Em 5 novembro de 2015, quando o rompimento da Barragem do Fundão, da mineradora Samarco, deixou ilhado o distrito de Águas Claras, em Mariana, Sandy Monteiro tinha 15 anos. O tsunami de rejeitos levou a ponte do principal acesso ao vilarejo. Ela ficou sabendo da tragédia enquanto voltava da escola. Na noite daquela quarta-feira, ela e duas amigas não saíram de casa para jogar futebol com os meninos na quadra do distrito, como faziam todos os dias. O bate-bola foi suspenso pelo luto. “Amigos de escola que moravam em Paracatu perderam tudo. Foi muito triste. Ficamos umas três semanas sem aula”, recorda a jovem.
A lama que varreu distritos vizinhos a caminho do mar, no Espírito Santo, matou 19 pessoas, no maior desastre ambiental da história do país, mas não destruiu o sonho da jovem.
A ponte provisória em Águas Claras, construída três meses depois da tragédia provocada pela mineradora, amenizou transtornos de locomoção da comunidade com pouco mais de 400 habitantes e abriu passagem para Sandy, que deixou o vilarejo para continuar os estudos em Mariana. “Fui morar com meus irmãos, para cursar o ensino médio. Nas horas vagas, comecei a treinar num time feminino de futsal, o Style”, lembra.
No futsal, o talento dela como goleira foi revelado. Em 2018, o treinador a indicou para integrar a equipe de futebol feminino do Betis, de Ouro Branco, que a levou ao Campeonato Mineiro de Futebol Feminino. “Era tudo muito amador.
Como até no fim do ano passado o único time profissional de futebol feminino de Minas era o América, Sandy não sonhava ser jogadora profissional. “Sabia que queria muito jogar futebol, mas ser atleta profissional, nem imaginava”, afirma a goleira, que pensava fazer faculdade de psicologia. Mas esse jogo virou. A experiência com a equipe do Betis despertou o desejo da jovem em tentar jogar em um time grande e seguir carreira no futebol.

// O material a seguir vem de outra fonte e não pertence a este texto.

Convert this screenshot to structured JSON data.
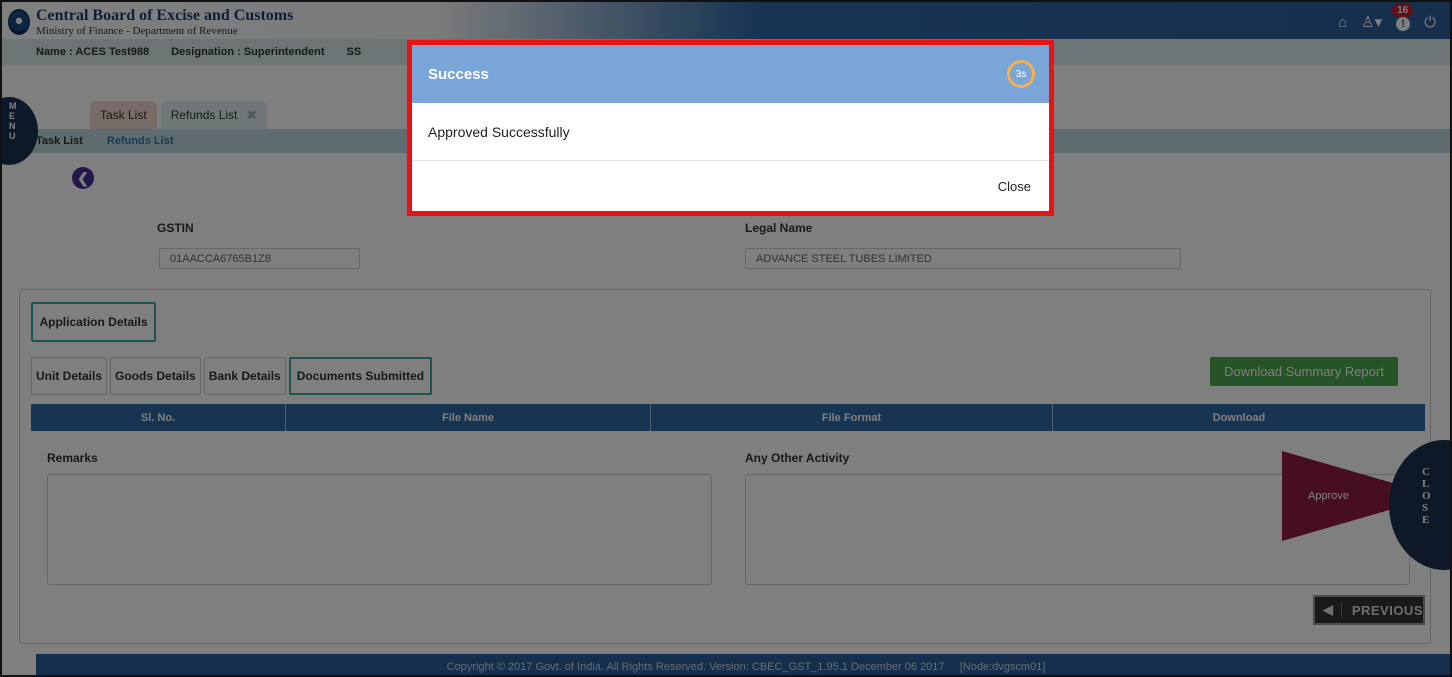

A oportunidade veio em janeiro deste ano.
O teste
O pai, João Bosco Alves, de 60 anos, foi quem acompanhou a goleira. O teste seria em um sábado, mas para a filha não chegar cansada, eles viajaram um dia antes. “Saímos umas cinco e pouco da manhã de uma sexta-feira. Uma colega dela, que também fez o teste, foi com a gente. Não conhecíamos nada. Chegamos na cidade e fomos perguntando até encontrar uma pousada”, lembra João.
Na manhã seguinte, às 9h, lá estava ele na arquibancada do campo, acompanhando a avaliação da caçula. Sandy foi aprovada. “Ela ter sido selecionada foi um orgulho danado.
Depois da seleção em São Gonçalo do Rio Preto, Sandy ainda passou por mais uma semana de teste no centro de treinamento do time, em BH. Quando o clube anunciou que ela seria jogadora do América, uma mudança inesperada quase colocou tudo a perder. “Logo depois que passei por todas as etapas, a comissão técnica que havia me selecionado foi trocada. Tive de fazer outro teste, com a nova equipe”, lembra. O talento mais uma vez se destacou.
Sandy vive hoje, juntamente com outras colegas de clube, numa casa alugada pelo América, no Bairro Santa Efigênia, Região Leste de Belo Horizonte. Os estudos também foram transferidos para a capital. “Os treinos são pela manhã e à tarde. À noite, todos os dias, vou para a escola”, conta a jovem que cursa o último ano do ensino médio. A estreia no time ainda não aconteceu, mas ela sabe que sua hora vai chegar. “A ansiedade é grande, mas, no momento, só penso em treinar e melhorar meu condicionamento”, conclui.